Kenya's government has introduced a new budget item to keep girls in school. Starting this year, a four million dollar program will distribute pads to young school girls. From the Inter Press Service writer, Miriam Gathigah describes how women in the legislature put this on the government's agenda.
In their persistent lobbying, the women parliamentarians brought to the fore a problem that could have continued to hinder the education of young girls. Thirteen-year-old Dorothy Akinyi, a standard seven pupil from Kibera, which is arguably the largest slum in Africa, stays at home every time she menstruates.
"Without sanitary pads life at school is difficult. We are subjected to very embarrassing and humiliating incidences, especially from the boys. Tying a pullover around your waist to hide the soiled patch behind your uniform in case the tissue leaks is a dead giveaway. We choose to stay at home," explains Akinyi. But the situation is bound to change for Akinyi and other girls like her. But only if the money allocated for the sanitary wear is spent efficiently.
"This is gender responsive budgeting at work. Being sensitive to the distinctive needs of men and women, while allocating and spending public funds," explains Jacinta Nyachae, executive director of Kenya Aids Law Project and an advocate of human rights.
Her comments come just as Rwanda prepares to host a global high level meeting on increasing accountability and developing effectiveness through gender responsive budgeting in Kigali from 26 to 28 Jul. The meeting is held in conjunction with the United Nations Entity for Gender Equality and the Empowerment of Women and the European Union.
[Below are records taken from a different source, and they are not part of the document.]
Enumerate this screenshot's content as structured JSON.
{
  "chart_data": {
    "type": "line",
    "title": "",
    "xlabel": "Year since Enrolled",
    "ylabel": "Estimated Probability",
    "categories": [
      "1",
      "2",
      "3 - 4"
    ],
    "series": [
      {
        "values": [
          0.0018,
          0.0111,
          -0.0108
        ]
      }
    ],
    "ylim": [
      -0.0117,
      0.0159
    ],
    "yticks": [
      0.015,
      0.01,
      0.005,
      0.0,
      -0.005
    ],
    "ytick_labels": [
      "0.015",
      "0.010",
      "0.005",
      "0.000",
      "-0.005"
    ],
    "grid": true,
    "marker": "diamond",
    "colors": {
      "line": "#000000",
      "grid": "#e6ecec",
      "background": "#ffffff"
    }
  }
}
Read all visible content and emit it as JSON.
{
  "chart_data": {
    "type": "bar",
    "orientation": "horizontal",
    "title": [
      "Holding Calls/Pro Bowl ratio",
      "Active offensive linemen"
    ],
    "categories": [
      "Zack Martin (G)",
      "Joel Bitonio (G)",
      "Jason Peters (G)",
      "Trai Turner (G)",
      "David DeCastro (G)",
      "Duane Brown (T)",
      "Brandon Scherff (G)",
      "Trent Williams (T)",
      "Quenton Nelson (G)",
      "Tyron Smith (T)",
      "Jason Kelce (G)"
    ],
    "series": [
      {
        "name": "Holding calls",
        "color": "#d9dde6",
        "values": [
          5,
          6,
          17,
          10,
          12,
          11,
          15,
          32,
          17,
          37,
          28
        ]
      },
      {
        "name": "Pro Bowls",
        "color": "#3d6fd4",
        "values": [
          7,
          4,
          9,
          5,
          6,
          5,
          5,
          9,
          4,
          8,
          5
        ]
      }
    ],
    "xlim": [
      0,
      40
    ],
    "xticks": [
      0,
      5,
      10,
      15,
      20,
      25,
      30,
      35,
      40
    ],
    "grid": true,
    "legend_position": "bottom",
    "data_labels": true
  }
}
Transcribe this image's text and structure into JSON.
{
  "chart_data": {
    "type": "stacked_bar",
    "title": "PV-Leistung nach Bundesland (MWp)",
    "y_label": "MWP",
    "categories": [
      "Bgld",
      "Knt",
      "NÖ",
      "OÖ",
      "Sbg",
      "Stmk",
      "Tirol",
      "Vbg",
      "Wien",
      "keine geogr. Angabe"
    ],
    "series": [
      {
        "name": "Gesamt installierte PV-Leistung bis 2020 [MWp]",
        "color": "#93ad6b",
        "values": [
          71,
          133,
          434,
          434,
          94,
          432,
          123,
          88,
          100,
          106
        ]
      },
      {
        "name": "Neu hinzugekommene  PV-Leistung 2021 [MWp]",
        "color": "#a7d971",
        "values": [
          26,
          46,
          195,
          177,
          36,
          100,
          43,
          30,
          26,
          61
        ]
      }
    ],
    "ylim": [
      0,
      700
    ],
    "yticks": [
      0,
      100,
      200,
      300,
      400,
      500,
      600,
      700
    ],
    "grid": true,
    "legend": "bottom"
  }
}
But girls are not the only ones to have benefitted from a gender sensitive strategy. In a move that has seen women break socio-political economic barriers, the planning and budgeting for the establishment of the ministry of gender and children affairs remains government’s strongest show of its commitment to address gender inequality.
"But gender planning and budgeting is not enough, the rampant corruption across various government ministries is a clear indication that there’s need for tracking and monitoring how these funds are used," explains a source from the G-10 alliance, which is a coalition of women organisations fighting for women’s rights.